Relative to the field of marketing, it is difficult to identify another decade in which there was more rapid and drastic change in the way companies go to market. In technology, innumerable advancements transformed the way people learn, communicate, and recreate – all of which affect how marketers reach potential buyers. Wireless Internet, commercially affordable VoIP telephony, 3G smart phones, DVRs, iPods, Sat Nav, Kindle, and many other communication tools were not within the realm of our awareness in 2000.
This decade brought marketers and consumers a proliferation of privacy and security concerns. Legislative actions such as DoNotCall, CAN-SPAM, and now the potential threat of DoNotMail are changing the way people can be reached with marketing messages. Caller ID and commercial building security restrictions have also limited the ability of sales representatives to connect with potential buyers.
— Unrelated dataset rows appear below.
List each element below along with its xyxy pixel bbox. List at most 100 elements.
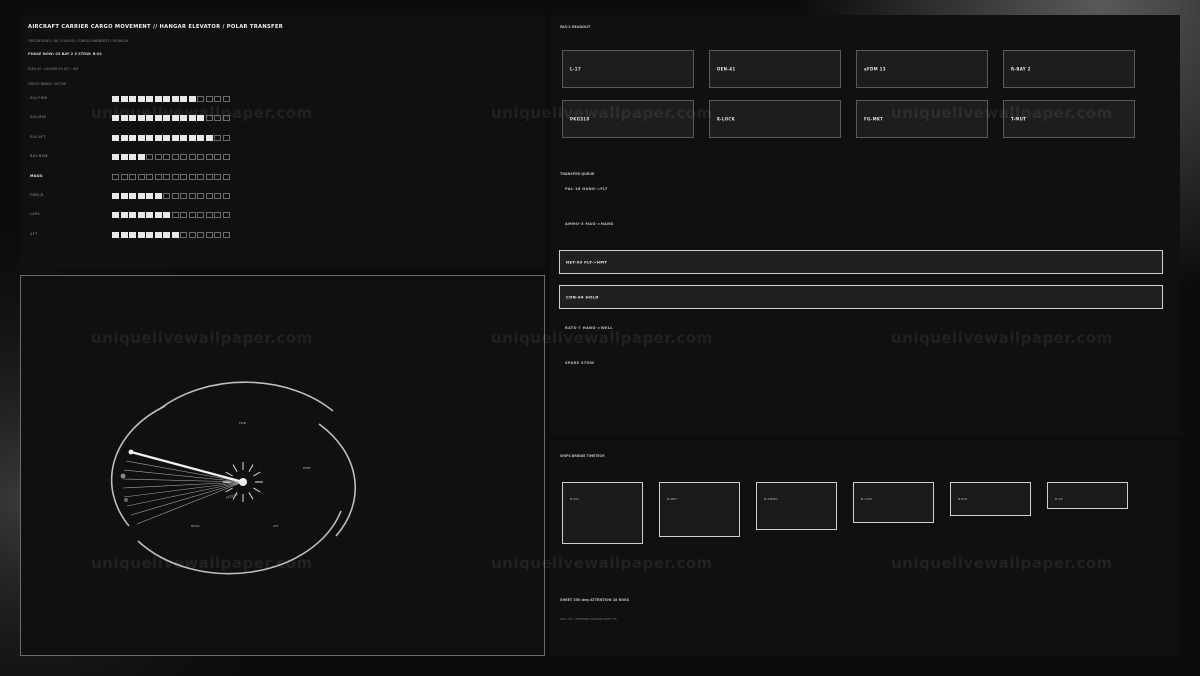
bank-segment — [163, 134, 170, 141]
timeline-tile[interactable]: B-AMMO — [756, 482, 837, 530]
bank-segment — [180, 212, 187, 219]
bank-label: AFT — [30, 231, 38, 236]
bank-segment — [188, 134, 196, 141]
bank-segment — [154, 96, 162, 102]
bank-row[interactable]: ELV-AFT — [30, 134, 250, 142]
bank-segment — [214, 231, 221, 238]
readout-panel: FAS-2 READOUT L-17 DEN-41 aFDM 13 R-BAY 2 PK… — [550, 15, 1180, 435]
bank-segment — [188, 96, 196, 102]
bank-segment — [197, 173, 204, 180]
hub-tick — [253, 487, 261, 493]
bank-segment — [214, 193, 221, 199]
slot-cell[interactable]: R-BAY 2 — [1003, 50, 1135, 88]
watermark: uniquelivewallpaper.com — [491, 329, 713, 347]
bank-meter — [112, 173, 230, 180]
bank-segment — [112, 193, 119, 199]
bank-segment — [197, 154, 204, 161]
tiles-panel: SHIPS BRIDGE TIMETECH B-PAL B-NET B-AMMO B-… — [550, 440, 1180, 656]
bank-row[interactable]: BAY-NEW — [30, 154, 250, 161]
bank-segment — [188, 231, 196, 238]
bank-row[interactable]: MAGS — [30, 173, 250, 181]
bank-segment — [205, 231, 213, 238]
bank-row[interactable]: LAPS — [30, 212, 250, 219]
bank-label: ELV-MID — [30, 115, 47, 120]
slot-cell[interactable]: aFDM 13 — [856, 50, 988, 88]
queue-item-label: NET-09 FLT->HMT — [566, 259, 608, 265]
tiles-footer-1: SHEET 350 deg ATTENTION 18 ROKS — [560, 598, 630, 602]
bank-segment — [120, 212, 128, 219]
timeline-tile[interactable]: B-PAL — [562, 482, 643, 544]
bank-label: MAGS — [30, 173, 43, 178]
bank-segment — [137, 134, 145, 141]
watermark: uniquelivewallpaper.com — [491, 104, 713, 122]
bank-segment — [137, 193, 145, 199]
watermark: uniquelivewallpaper.com — [91, 104, 313, 122]
queue-item[interactable]: PAL-18 HANG->FLT — [565, 187, 608, 191]
timeline-tile[interactable]: B-NET — [659, 482, 740, 537]
slot-cell[interactable]: DEN-41 — [709, 50, 841, 88]
queue-item-selected[interactable]: CON-04 HOLD — [559, 285, 1163, 309]
bank-segment — [180, 154, 187, 161]
bank-segment — [180, 134, 187, 141]
slot-cell[interactable]: L-17 — [562, 50, 694, 88]
queue-item[interactable]: AMMO-3 MAG->HANG — [565, 222, 614, 226]
watermark: uniquelivewallpaper.com — [891, 554, 1113, 572]
bank-segment — [154, 193, 162, 199]
bank-segment — [129, 134, 136, 141]
bank-segment — [214, 173, 221, 180]
bank-segment — [171, 231, 179, 238]
bank-meter — [112, 154, 230, 161]
bank-segment — [171, 212, 179, 219]
bank-label: ELV-AFT — [30, 134, 46, 139]
bank-segment — [146, 212, 153, 219]
bank-segment — [120, 193, 128, 199]
bank-segment — [129, 212, 136, 219]
bank-segment — [197, 193, 204, 199]
bank-segment — [129, 173, 136, 180]
bank-label: LAPS — [30, 212, 40, 217]
bank-segment — [154, 154, 162, 161]
bank-segment — [120, 173, 128, 180]
bank-segment — [137, 212, 145, 219]
bank-segment — [163, 231, 170, 238]
bank-segment — [163, 212, 170, 219]
watermark: uniquelivewallpaper.com — [491, 554, 713, 572]
bank-segment — [205, 134, 213, 141]
bank-segment — [171, 193, 179, 199]
bank-meter — [112, 193, 230, 199]
bank-segment — [205, 193, 213, 199]
timeline-tile[interactable]: B-SP — [1047, 482, 1128, 509]
slot-cell[interactable]: K-LOCK — [709, 99, 841, 138]
tile-label: B-CON — [861, 497, 872, 501]
outer-arc-left — [110, 405, 166, 527]
sweep-line — [126, 481, 244, 507]
sweep-pointer — [130, 450, 244, 484]
watermark: uniquelivewallpaper.com — [91, 329, 313, 347]
queue-item-selected[interactable]: NET-09 FLT->HMT — [559, 250, 1163, 274]
bank-segment — [214, 212, 221, 219]
bank-segment — [214, 96, 221, 102]
bank-segment — [129, 96, 136, 102]
bank-segment — [171, 96, 179, 102]
bank-row[interactable]: AFT — [30, 231, 250, 239]
bank-segment — [120, 154, 128, 161]
bank-segment — [146, 193, 153, 199]
bank-segment — [180, 96, 187, 102]
bank-segment — [214, 154, 221, 161]
polar-label-top: FWD — [239, 421, 247, 425]
slot-label: aFDM 13 — [864, 66, 886, 72]
bank-meter — [112, 212, 230, 219]
hub-tick — [232, 464, 238, 472]
queue-item[interactable]: SPARE STOW — [565, 361, 594, 365]
timeline-tile[interactable]: B-RAT — [950, 482, 1031, 516]
bank-row[interactable]: FWD-B — [30, 193, 250, 200]
section-title: CARGO BANKS : ACTIVE — [28, 82, 67, 86]
watermark: uniquelivewallpaper.com — [891, 329, 1113, 347]
hub-tick — [248, 464, 254, 472]
bank-row[interactable]: ELV-FWD — [30, 96, 250, 103]
bank-segment — [222, 231, 230, 238]
hub-icon — [239, 478, 247, 486]
timeline-tile[interactable]: B-CON — [853, 482, 934, 523]
bank-segment — [120, 231, 128, 238]
sweep-line — [123, 481, 244, 498]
The environmental movement has helped contribute to the perceived image of the printed page as wasteful and socially irresponsible. This, along with the greater attractiveness of immediate and portable digital data, has contributed to declines in newspaper and magazine publishing.
And around the midpoint of the decade, we started to become increasingly aware of social media sites, blogs, online videos, and other emerging Web 2.0 technologies. For the first couple of years, my company’s marketing management team (like many) was largely on the sideline observing and wondering if and how we would get in this game. In 2007, we experimented with YouTube. Early in 2008, we started our blog and began creating accounts with Twitter, LinkedIn, Facebook, Slideshare, Google Adwords, and a couple dozen other sites to slowly build our inbound marketing program.
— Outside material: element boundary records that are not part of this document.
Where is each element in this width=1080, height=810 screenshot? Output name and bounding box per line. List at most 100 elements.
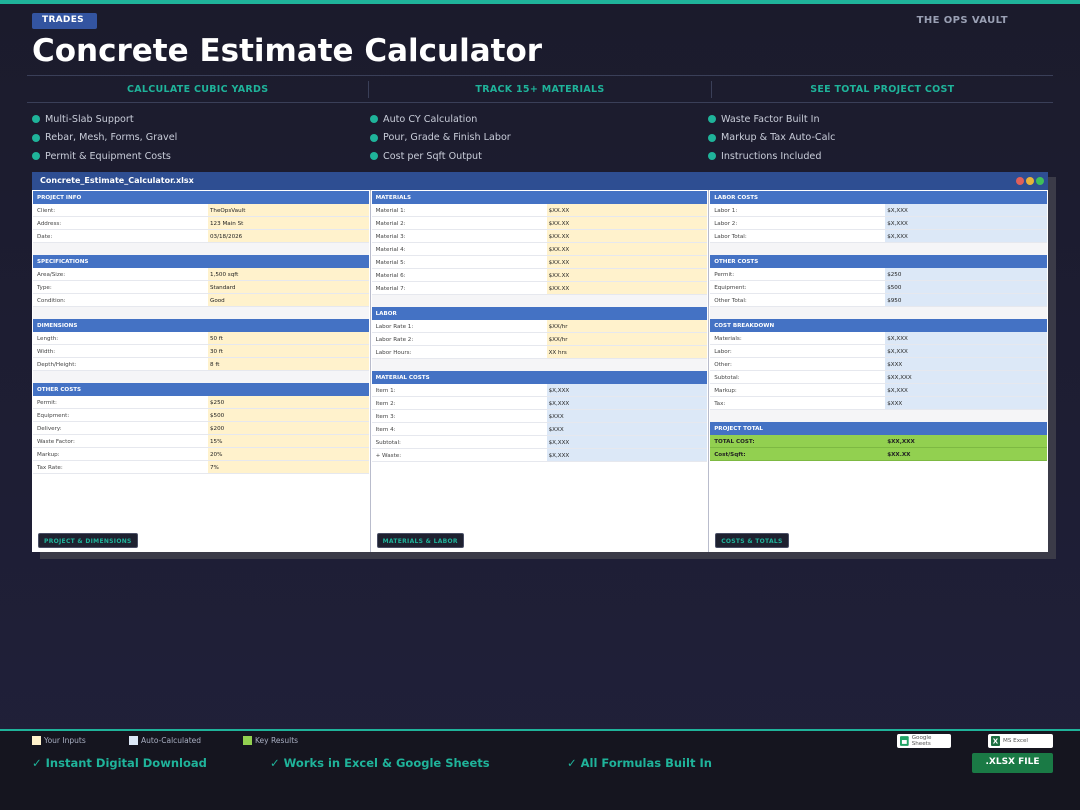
tab-costs-totals[interactable]: COSTS & TOTALS bbox=[715, 533, 789, 548]
page-title: Concrete Estimate Calculator bbox=[32, 33, 543, 69]
row-value-cell[interactable]: $XX.XX bbox=[546, 217, 708, 229]
row-label: Depth/Height: bbox=[37, 362, 77, 368]
section-header-labor: LABOR bbox=[371, 307, 708, 320]
row-value-cell: $XX.XX bbox=[885, 448, 1047, 460]
feature-item: Waste Factor Built In bbox=[708, 110, 1028, 129]
row-value-cell[interactable]: $250 bbox=[208, 396, 369, 408]
ms-excel-badge: X MS Excel bbox=[988, 734, 1053, 748]
sheet-row: Cost/Sqft: $XX.XX bbox=[710, 448, 1047, 461]
feature-label: Instructions Included bbox=[721, 150, 822, 162]
row-value-cell: $X,XXX bbox=[546, 436, 708, 448]
bullet-dot-icon bbox=[370, 133, 378, 142]
row-value-cell[interactable]: 123 Main St bbox=[208, 217, 369, 229]
row-value-cell[interactable]: $XX.XX bbox=[546, 230, 708, 242]
xlsx-file-button[interactable]: .XLSX FILE bbox=[972, 753, 1053, 773]
row-value-cell[interactable]: 30 ft bbox=[208, 345, 369, 357]
row-value-cell[interactable]: XX hrs bbox=[546, 346, 708, 358]
minimize-dot-icon[interactable] bbox=[1026, 177, 1034, 185]
sheet-row: Subtotal: $X,XXX bbox=[371, 436, 708, 449]
row-label: Tax Rate: bbox=[37, 465, 63, 471]
sheet-row: Type: Standard bbox=[33, 281, 369, 294]
row-value-cell[interactable]: $XX.XX bbox=[546, 269, 708, 281]
tab-materials-labor[interactable]: MATERIALS & LABOR bbox=[376, 533, 464, 548]
feature-item: Permit & Equipment Costs bbox=[32, 147, 370, 166]
row-value-cell[interactable]: $XX.XX bbox=[546, 282, 708, 294]
row-value-cell[interactable]: Good bbox=[208, 294, 369, 306]
row-value-cell[interactable]: $200 bbox=[208, 422, 369, 434]
sheet-row: Material 3: $XX.XX bbox=[371, 230, 708, 243]
close-dot-icon[interactable] bbox=[1016, 177, 1024, 185]
google-sheets-badge: Google Sheets bbox=[897, 734, 951, 748]
sheet-row: Item 3: $XXX bbox=[371, 410, 708, 423]
row-label: + Waste: bbox=[375, 453, 402, 459]
sheet-row: Material 2: $XX.XX bbox=[371, 217, 708, 230]
feature-label: Cost per Sqft Output bbox=[383, 150, 482, 162]
row-value-cell[interactable]: 03/18/2026 bbox=[208, 230, 369, 242]
sheet-row: Labor Total: $X,XXX bbox=[710, 230, 1047, 243]
color-legend: Your Inputs Auto-Calculated Key Results bbox=[32, 736, 298, 745]
row-value-cell[interactable]: 50 ft bbox=[208, 332, 369, 344]
benefit-heading-3: SEE TOTAL PROJECT COST bbox=[810, 84, 955, 95]
row-label: Labor Hours: bbox=[375, 350, 412, 356]
row-value-cell[interactable]: 7% bbox=[208, 461, 369, 473]
tab-project-dimensions[interactable]: PROJECT & DIMENSIONS bbox=[38, 533, 138, 548]
sheet-row: Labor Rate 2: $XX/hr bbox=[371, 333, 708, 346]
window-title-bar[interactable]: Concrete_Estimate_Calculator.xlsx bbox=[32, 172, 1048, 190]
sheet-row: Condition: Good bbox=[33, 294, 369, 307]
row-label: Address: bbox=[37, 221, 62, 227]
row-value-cell[interactable]: 8 ft bbox=[208, 358, 369, 370]
app-label: MS Excel bbox=[1003, 738, 1028, 744]
row-label: Materials: bbox=[714, 336, 742, 342]
row-value-cell[interactable]: $XX/hr bbox=[546, 320, 708, 332]
row-value-cell[interactable]: 1,500 sqft bbox=[208, 268, 369, 280]
sheet-row: Item 2: $X,XXX bbox=[371, 397, 708, 410]
sheet-row: Tax: $XXX bbox=[710, 397, 1047, 410]
section-header-materials: MATERIALS bbox=[371, 191, 708, 204]
row-value-cell: $X,XXX bbox=[546, 397, 708, 409]
section-header-material-costs: MATERIAL COSTS bbox=[371, 371, 708, 384]
row-value-cell[interactable]: 15% bbox=[208, 435, 369, 447]
sheet-row: Length: 50 ft bbox=[33, 332, 369, 345]
row-label: Item 3: bbox=[375, 414, 396, 420]
row-value-cell: $XXX bbox=[885, 358, 1047, 370]
sheet-row: Labor 2: $X,XXX bbox=[710, 217, 1047, 230]
row-value-cell: $X,XXX bbox=[885, 204, 1047, 216]
top-accent-bar bbox=[0, 0, 1080, 4]
row-value-cell[interactable]: $XX.XX bbox=[546, 256, 708, 268]
row-label: Other Total: bbox=[714, 298, 747, 304]
feature-label: Markup & Tax Auto-Calc bbox=[721, 132, 836, 144]
sheet-row: Other: $XXX bbox=[710, 358, 1047, 371]
legend-swatch bbox=[129, 736, 138, 745]
row-value-cell: $500 bbox=[885, 281, 1047, 293]
perk-item: ✓ Instant Digital Download bbox=[32, 756, 207, 770]
sheet-row: Equipment: $500 bbox=[710, 281, 1047, 294]
sheet-row: Labor 1: $X,XXX bbox=[710, 204, 1047, 217]
row-value-cell[interactable]: 20% bbox=[208, 448, 369, 460]
divider-bottom bbox=[27, 102, 1053, 103]
sheet-row: Item 4: $XXX bbox=[371, 423, 708, 436]
row-label: Type: bbox=[37, 285, 52, 291]
feature-label: Rebar, Mesh, Forms, Gravel bbox=[45, 132, 178, 144]
legend-label: Key Results bbox=[255, 736, 299, 745]
row-label: Material 6: bbox=[375, 273, 406, 279]
row-value-cell: $XX,XXX bbox=[885, 435, 1047, 447]
row-value-cell[interactable]: $XX.XX bbox=[546, 204, 708, 216]
maximize-dot-icon[interactable] bbox=[1036, 177, 1044, 185]
sheet-row: Material 5: $XX.XX bbox=[371, 256, 708, 269]
row-value-cell[interactable]: $XX.XX bbox=[546, 243, 708, 255]
row-label: Labor 1: bbox=[714, 208, 738, 214]
row-value-cell: $250 bbox=[885, 268, 1047, 280]
row-value-cell[interactable]: TheOpsVault bbox=[208, 204, 369, 216]
sheet-row: Labor: $X,XXX bbox=[710, 345, 1047, 358]
row-value-cell[interactable]: Standard bbox=[208, 281, 369, 293]
bullet-dot-icon bbox=[32, 115, 40, 124]
row-value-cell[interactable]: $500 bbox=[208, 409, 369, 421]
sheet-row: Width: 30 ft bbox=[33, 345, 369, 358]
row-value-cell: $XXX bbox=[546, 410, 708, 422]
sheet-row: Material 4: $XX.XX bbox=[371, 243, 708, 256]
legend-swatch bbox=[32, 736, 41, 745]
row-value-cell[interactable]: $XX/hr bbox=[546, 333, 708, 345]
row-value-cell: $XX,XXX bbox=[885, 371, 1047, 383]
row-value-cell: $950 bbox=[885, 294, 1047, 306]
row-label: Item 4: bbox=[375, 427, 396, 433]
Over time, my company has become progressively involved in these online communities and we have slowly enhanced the quality and size of our online network of friends, fans, and followers. Through these initiatives, we have increased the frequency of our personal interaction with current and future customers. We have been able to strengthen our brand with those who know us and to introduce it to many who had previously never heard of us. We have been able to conduct speedy, inexpensive, and fairly accurate market research. Viral videos, interactive presentations, and PURLs have generated new leads and conversions for us.
In 2010, my company is entering our fourth year of inbound marketing. It is difficult to know how marketing in general, and permission-based inbound marketing in particular, will be shaped at the end of this next decade. One might expect change to accelerate at a more rapid pace in the teens than it did in the aughts. If it does, we will all be marketing (and marketed to) very differently. Hold on to your hats. This is going to be fun.
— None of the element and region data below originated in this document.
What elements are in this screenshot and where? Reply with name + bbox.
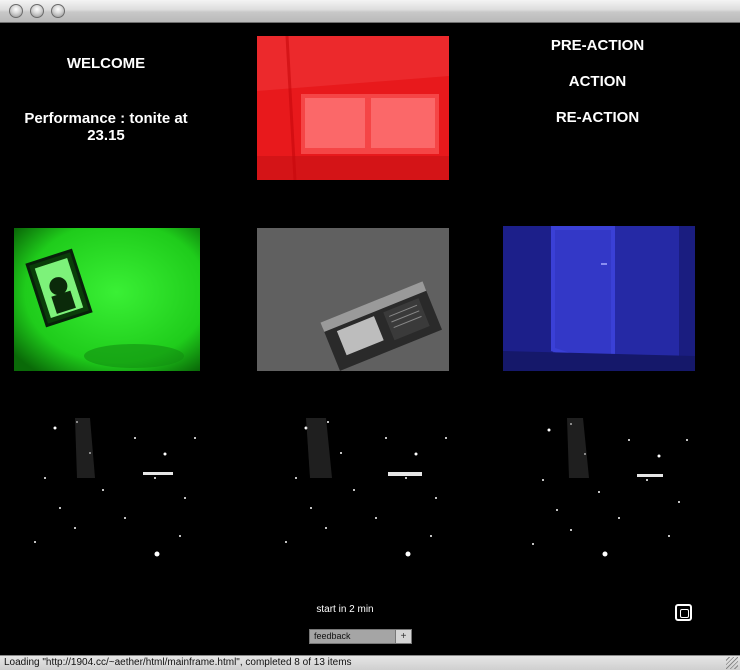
feedback-field[interactable]: feedback + [309,629,412,644]
page-content: WELCOME Performance : tonite at 23.15 PR… [0,24,740,655]
dark-video-frame-1[interactable] [15,418,205,560]
dark-video-frame-3[interactable] [519,418,695,560]
feedback-label[interactable]: feedback [310,630,395,643]
re-action-link[interactable]: RE-ACTION [520,109,675,126]
action-link[interactable]: ACTION [520,73,675,90]
welcome-heading: WELCOME [66,55,146,72]
resize-grip-icon[interactable] [726,657,738,669]
status-bar: Loading "http://1904.cc/~aether/html/mai… [0,655,740,670]
performance-text: Performance : tonite at 23.15 [24,110,188,144]
feedback-add-button[interactable]: + [395,630,411,643]
dark-video-frame-2[interactable] [266,418,456,560]
window-minimize-icon[interactable] [30,4,44,18]
status-text: Loading "http://1904.cc/~aether/html/mai… [4,657,352,668]
pre-action-link[interactable]: PRE-ACTION [520,37,675,54]
window-close-icon[interactable] [9,4,23,18]
window-titlebar [0,0,740,23]
window-zoom-icon[interactable] [51,4,65,18]
blue-door-image[interactable] [503,226,695,371]
start-countdown-text: start in 2 min [316,604,374,615]
gray-recorder-image[interactable] [257,228,449,371]
red-window-image[interactable] [257,36,449,180]
fullscreen-icon[interactable] [675,604,692,621]
green-mirror-image[interactable] [14,228,200,371]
Your recap of the decade does a great job of highlighting many of the key technological advances. New and innovative programs and marketing approaches will both leverage and be challenged by these going forward.
Authenticity is key. One thing that doesn’t change is the need to deliver value. In the end, marketing has to be (a whole lot) less hype and flash – and focus on genuine business issues that target markets face – and how the products and service we are selling will deliver real and tangible benefits.